Он откинул плащ и сел на скамью, сняв шлем. Под ним оказалось лицо мужчины лет сорока — резкое, с орлиным носом и шрамом через левую бровь. Но больше всего меня поразили его глаза: холодные, серые, как сталь.
— Аббат писал, что ты не только библиотеку восстановил, но и печь построил для выпечки хлеба. А от местных я узнал, что ты и монеты начал чеканить, — он достал из кармана одну из наших медных монеток. — Это тоже из книг?
Сердце заколотилось быстрее. Монеты были рискованным шагом, но отказаться теперь — значило вызвать ещё больше подозрений.

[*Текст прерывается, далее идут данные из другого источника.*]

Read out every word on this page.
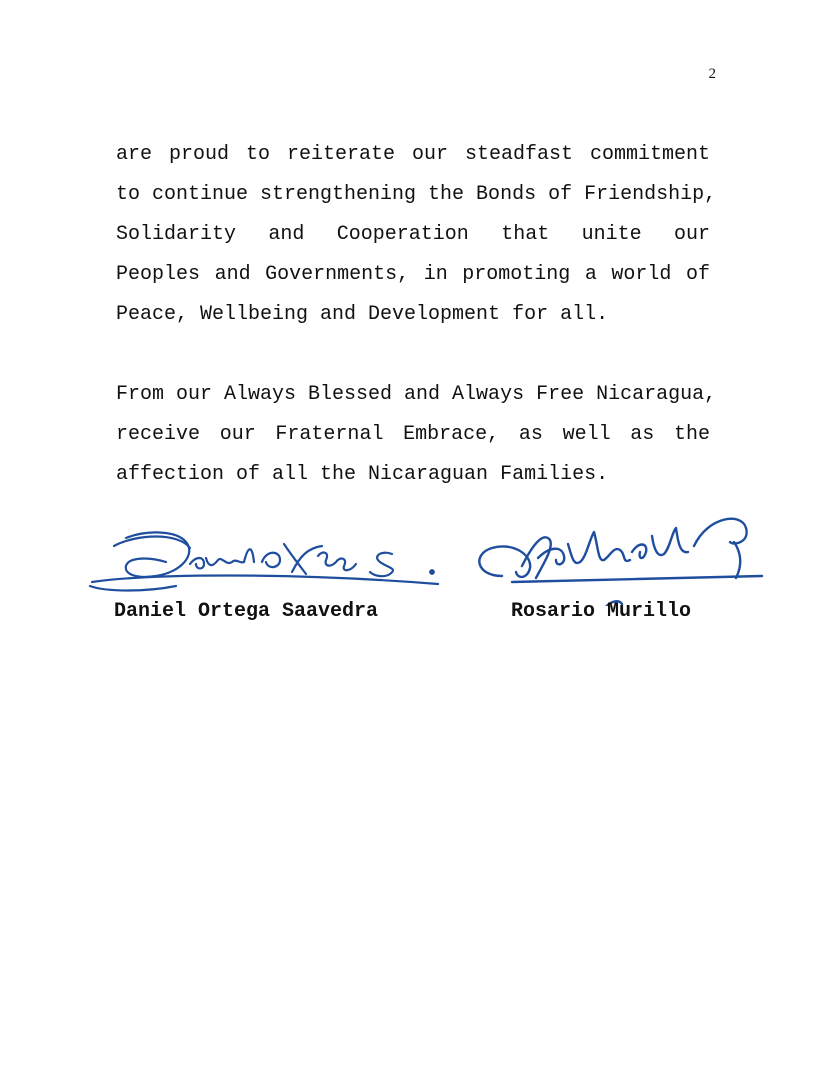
2
are proud to reiterate our steadfast commitment
to continue strengthening the Bonds of Friendship,
Solidarity and Cooperation that unite our
Peoples and Governments, in promoting a world of
Peace, Wellbeing and Development for all.
From our Always Blessed and Always Free Nicaragua,
receive our Fraternal Embrace, as well as the
affection of all the Nicaraguan Families.
Daniel Ortega Saavedra	Rosario Murillo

— Нет. Это... необходимость. Людям нечем платить за хлеб. Торговля замерла.
Луций вертел монету в пальцах, затем неожиданно рассмеялся.
— Гениально. Просто и гениально. Ты знаешь, что в Риме уже двадцать лет пытаются восстановить денежную систему после краха Западной империи? А тут мальчишка в глуши придумал, как заставить крестьян верить в ценность маленького кусочка меди.
Я не ответил. Его смех звучал как-то... неестественно. Слишком резко. Слишком нарочито.
— Мне нужно осмотреть пекарню, — вдруг сказал Луций, вставая. — И твою мастерскую, где чеканишь монеты.
Пекарня работала в полную силу. Конхобар, заметив нас, замер с подносом в руках, но Луций лишь кивнул, изучая печь.
— Римская конструкция, — пробормотал он. — Но усовершенствованная. Ты добавил здесь... что это?
— Каналы для более равномерного нагрева, — объяснил я. — Чтобы хлеб не подгорал.
Луций склонился над печью, потом резко выпрямился.
— Кто ты на самом деле, Бран?
Вопрос повис в воздухе, острый, как лезвие. Я почувствовал, как по спине пробежал холодок.
— Сын кожевника.
— Враньё. — Луций шагнул вперёд. — Кожевники не учат латынь. Не читают римские трактаты. Не строят печи, которые не видели даже в Константинополе.
Я стиснул зубы. Отступать было некуда.
— А воины Папского государства не приезжают в глушь из-за библиотеки, — парировал я. — Что вы ищите на самом деле?
Тишина. Потом Луций медленно улыбнулся.
— Умён. Очень умён. — Он опустил голос до шёпота. — Я здесь, потому что в Риме идут слухи. Говорят, в Ирландии появился человек, который знает вещи, недоступные даже нашим учёным. Который строит печи, как древние римляне, но лучше. Который... — он сделал паузу, — как только столкнулся с проблемой нехватки у крестьян наличности сразу придумал как её решить. И такого качества монет нет нигде в мире уж я повидал много разных монет, даже золотые делают не столь качественно как ты делаешь медь.
— Что... что вы хотите? — спросил я, с трудом выдавливая слова.
Луций отпустил мою руку и отступил.
— Рим нуждается в тебе. Папа собирает людей с знаниями, чтобы восстановить империю. Ты будешь под защитой. Будешь учить наших учёных.
— А если я откажусь?
— Тогда, — Луций взглянул на монастырские стены, — викинги сожгут это место дотла. И никто не придёт на помощь.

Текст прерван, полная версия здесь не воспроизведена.